The above test shows that the chlorhexidine acetate local film-forming gel of the present invention has good safety during local application.

Claims (10)

1. chlorhexidine acetate partial film forming gel composition, it is characterized in that comprising following components in weight percentage: hydroxy alkyl cellulose 0.5%～7%, esterifying agent 1%～10%, cross-linking agent 0.5%～5%, solvent 75%～95% and chlorhexidine acetate 0.01%～3%; Wherein, this cross-linking agent is saturated fatty polyol or alkyd, and the chemical general formula of this aliph polyols or alkyd is C _nH _2n+2-m-l(OH) _m(COOH) _lThis n 〉=m 〉=2, l 〉=0, m+l is 4～8, n+l is 4～8.

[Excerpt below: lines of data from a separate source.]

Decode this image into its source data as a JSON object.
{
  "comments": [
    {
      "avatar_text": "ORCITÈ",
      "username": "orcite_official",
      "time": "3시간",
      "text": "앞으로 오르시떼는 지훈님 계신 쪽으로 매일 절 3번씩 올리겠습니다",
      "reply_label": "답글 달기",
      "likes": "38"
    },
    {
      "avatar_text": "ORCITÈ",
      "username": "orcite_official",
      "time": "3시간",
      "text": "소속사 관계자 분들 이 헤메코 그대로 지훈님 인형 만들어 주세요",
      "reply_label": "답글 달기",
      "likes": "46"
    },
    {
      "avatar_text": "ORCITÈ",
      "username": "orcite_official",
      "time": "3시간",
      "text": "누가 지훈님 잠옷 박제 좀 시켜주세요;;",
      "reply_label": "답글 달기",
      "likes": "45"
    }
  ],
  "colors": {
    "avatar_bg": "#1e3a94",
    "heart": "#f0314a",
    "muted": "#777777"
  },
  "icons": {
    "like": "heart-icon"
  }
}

2. compositions according to claim 1 is characterized in that hydroxy alkyl cellulose is 2%～5%, and esterifying agent is 3%～8%, and cross-linking agent is 1%～3%, and solvent is 85%～90%, and chlorhexidine acetate is 0.05%～1%.

3. compositions according to claim 1 and 2 is characterized in that it also comprises 0.5%～5% reinforcing agent.

4. compositions according to claim 3 is characterized in that this reinforcing agent is ethyl cellulose and/or cellulose acetate, and its content is 2%～3%.

5. compositions according to claim 1 and 2 is characterized in that this n+l is no more than 6.

6. compositions according to claim 5 is characterized in that this n=m=l=2.

7. compositions according to claim 6 is characterized in that this saturated fatty polyol or alkyd are tartaric acid.

8. compositions according to claim 5 is characterized in that this n=m is 5～6.

9. compositions according to claim 8 is characterized in that this saturated fatty polyol or alkyd are xylitol, mannitol or sorbitol.

10. the application of chlorhexidine acetate partial film forming gel composition according to claim 1 and 2 in the medicine of preparation treatment skin, mucosa local infection disease.